Go, Toto!

Go, Toto!
June 24th 2025

Agricultural worker and filmmaker Pierre Creton has made 37 films since 1992, mostly shot in and around his home in the village of Vattetot-sur-Mer, in the Pays-de-Caux region of Normandy. BAM is now hosting the first U.S. retrospective of his unusual body of work, in which he documents, restages, and subtly fictionalizes his bucolic life and the community he has cultivated. The selected films, dating to 2005, encompass his ongoing collaboration with his partner, the sculptor Vincent Barré. Included in the six features is Go, Toto! (2017), a film that examines aging, childhood memories, and relationships between humans and animals.

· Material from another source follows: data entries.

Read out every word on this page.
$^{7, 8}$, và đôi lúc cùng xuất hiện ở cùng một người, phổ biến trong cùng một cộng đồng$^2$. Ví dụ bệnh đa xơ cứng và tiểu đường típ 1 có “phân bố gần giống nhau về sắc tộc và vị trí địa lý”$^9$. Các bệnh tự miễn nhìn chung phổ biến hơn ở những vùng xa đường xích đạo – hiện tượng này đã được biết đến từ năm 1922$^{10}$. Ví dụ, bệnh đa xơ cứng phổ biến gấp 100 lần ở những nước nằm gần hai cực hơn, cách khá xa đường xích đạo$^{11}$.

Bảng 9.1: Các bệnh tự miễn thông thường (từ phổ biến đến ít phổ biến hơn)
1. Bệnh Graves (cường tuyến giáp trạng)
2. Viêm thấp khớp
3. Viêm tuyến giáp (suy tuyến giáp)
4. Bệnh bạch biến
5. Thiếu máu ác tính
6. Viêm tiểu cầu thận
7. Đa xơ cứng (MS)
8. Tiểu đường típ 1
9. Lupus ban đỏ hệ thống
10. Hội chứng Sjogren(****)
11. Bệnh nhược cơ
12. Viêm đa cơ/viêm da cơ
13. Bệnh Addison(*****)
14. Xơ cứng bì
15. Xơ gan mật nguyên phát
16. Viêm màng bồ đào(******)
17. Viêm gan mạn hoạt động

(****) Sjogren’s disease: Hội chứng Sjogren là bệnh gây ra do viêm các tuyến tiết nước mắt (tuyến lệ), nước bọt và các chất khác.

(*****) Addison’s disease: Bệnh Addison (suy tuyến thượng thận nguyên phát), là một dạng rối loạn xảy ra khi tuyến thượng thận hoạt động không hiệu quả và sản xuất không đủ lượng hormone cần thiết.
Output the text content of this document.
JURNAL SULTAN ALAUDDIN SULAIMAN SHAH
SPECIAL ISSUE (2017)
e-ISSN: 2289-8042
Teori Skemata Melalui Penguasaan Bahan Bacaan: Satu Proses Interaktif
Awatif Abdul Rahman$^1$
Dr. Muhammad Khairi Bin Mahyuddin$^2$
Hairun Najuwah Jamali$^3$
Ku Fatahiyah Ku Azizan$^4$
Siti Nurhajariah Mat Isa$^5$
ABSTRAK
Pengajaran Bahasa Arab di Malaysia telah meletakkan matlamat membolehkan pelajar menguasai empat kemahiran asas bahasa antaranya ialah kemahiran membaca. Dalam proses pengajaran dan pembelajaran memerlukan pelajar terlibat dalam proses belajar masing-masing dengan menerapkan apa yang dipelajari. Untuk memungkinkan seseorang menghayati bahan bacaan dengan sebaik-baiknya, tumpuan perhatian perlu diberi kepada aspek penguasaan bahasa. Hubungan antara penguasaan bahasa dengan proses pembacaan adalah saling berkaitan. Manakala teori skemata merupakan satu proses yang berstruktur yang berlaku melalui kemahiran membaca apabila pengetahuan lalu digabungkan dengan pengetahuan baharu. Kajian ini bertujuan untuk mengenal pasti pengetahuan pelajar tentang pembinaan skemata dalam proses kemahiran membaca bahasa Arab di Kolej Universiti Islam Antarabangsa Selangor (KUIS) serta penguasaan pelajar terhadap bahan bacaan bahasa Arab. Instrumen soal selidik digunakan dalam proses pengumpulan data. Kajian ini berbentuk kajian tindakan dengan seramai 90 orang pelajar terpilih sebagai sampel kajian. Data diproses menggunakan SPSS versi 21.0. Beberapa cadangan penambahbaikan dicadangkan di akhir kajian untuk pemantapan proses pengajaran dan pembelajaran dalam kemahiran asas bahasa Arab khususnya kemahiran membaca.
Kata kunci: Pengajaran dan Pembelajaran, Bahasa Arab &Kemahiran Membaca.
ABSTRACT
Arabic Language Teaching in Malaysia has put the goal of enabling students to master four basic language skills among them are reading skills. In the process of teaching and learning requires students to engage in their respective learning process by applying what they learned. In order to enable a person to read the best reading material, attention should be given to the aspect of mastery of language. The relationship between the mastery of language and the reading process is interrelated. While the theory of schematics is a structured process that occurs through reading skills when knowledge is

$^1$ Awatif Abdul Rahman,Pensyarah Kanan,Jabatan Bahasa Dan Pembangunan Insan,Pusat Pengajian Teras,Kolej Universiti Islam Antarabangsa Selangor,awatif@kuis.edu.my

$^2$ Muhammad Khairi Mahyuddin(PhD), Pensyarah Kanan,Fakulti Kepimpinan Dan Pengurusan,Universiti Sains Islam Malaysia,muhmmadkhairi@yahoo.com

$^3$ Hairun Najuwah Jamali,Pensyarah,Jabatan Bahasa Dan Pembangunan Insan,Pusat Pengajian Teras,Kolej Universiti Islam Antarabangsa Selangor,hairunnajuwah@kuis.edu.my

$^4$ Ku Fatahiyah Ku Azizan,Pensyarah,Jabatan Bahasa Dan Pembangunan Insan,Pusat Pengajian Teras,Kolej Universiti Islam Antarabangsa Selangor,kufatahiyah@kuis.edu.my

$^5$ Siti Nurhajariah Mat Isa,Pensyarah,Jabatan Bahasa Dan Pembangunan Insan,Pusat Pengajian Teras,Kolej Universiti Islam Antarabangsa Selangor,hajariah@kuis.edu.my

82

At the film’s start, Creton’s longtime gardening client, Madeleine, has adopted an orphaned wild boar, Toto (in French, the title is a pun: Vattetot becomes Va, Toto!). On digital video, Creton documents their interactions, and presents the footage in a mesmerizing split screen. In a voice-over, Creton reflects on Madeleine’s earlier reluctance to be filmed, which changed with the arrival of Toto. “I realized she thought the cinema was an irrelevance compared to the poetic life she lived, which combined rigour with neglect,” says Creton. Madeleine’s stubbornness appears in her defiance of local laws and her insistence on bottle-feeding the maturing boar. Creton’s voice-over alternates with Madeleine’s, and she shares her experience growing up in a culture of hunting. “Toto is like the survivor of all the hunts I haven’t been able to prevent.”

These scenes crosscut with two parallel narratives. In the first, Creton is hired by a cattle farmer who needs help waking from his deep sleep. His C-PAP machine induces vivid dreams, and he recounts these to a patient Creton as they tend to the farm. In the second, Barré travels to Northern India to complete a survey of colonial architecture. There, he rekindles a boyhood fixation on monkeys, equal parts fear and sexual desire. In one long take, Barré sleeps in his hotel room as Creton records a macaque that climbs through an open window (according to Creton and Barré, they lured the monkey with a piece of bread, and hoped it might jump on the bed). In all of Creton’s films, the camera often lingers on the movements of animals, and he currently lives with chickens, a rooster (“the king”), a cat, a dog, and a donkey named Gilbert. He has said, “To film animals, it is always much more beautiful when you love them.”

Creton has long admired the work of Jean-Marie Straub and Danièle Huillet, another collaborative couple. Their influence is felt in his tableau shots of the natural landscape, elliptical narratives, and digressive voice-overs. As with Straub-Huillet, the patient viewer is richly rewarded. The film’s three parts may sound disjoined, but each encounter gives the others room to breathe. They coincide because they happened that way in life, and they fit together because each centers on modes of care and companionship that exceed typical familial ties. Her love for Toto brings Madeleine into a close friendship with another older woman, a local farmer named Monette, and together with Creton they tend to Madeleine’s gardens. When Barré returns from India at the end of the film, he and Creton reunite in a gay bathhouse and embrace, enclosed by other naked, worn bodies.

Go, Toto! screens tonight, June 24, at BAM as part of the series “Erotic Nature: The Films of Pierre Creton & Vincent Barré.”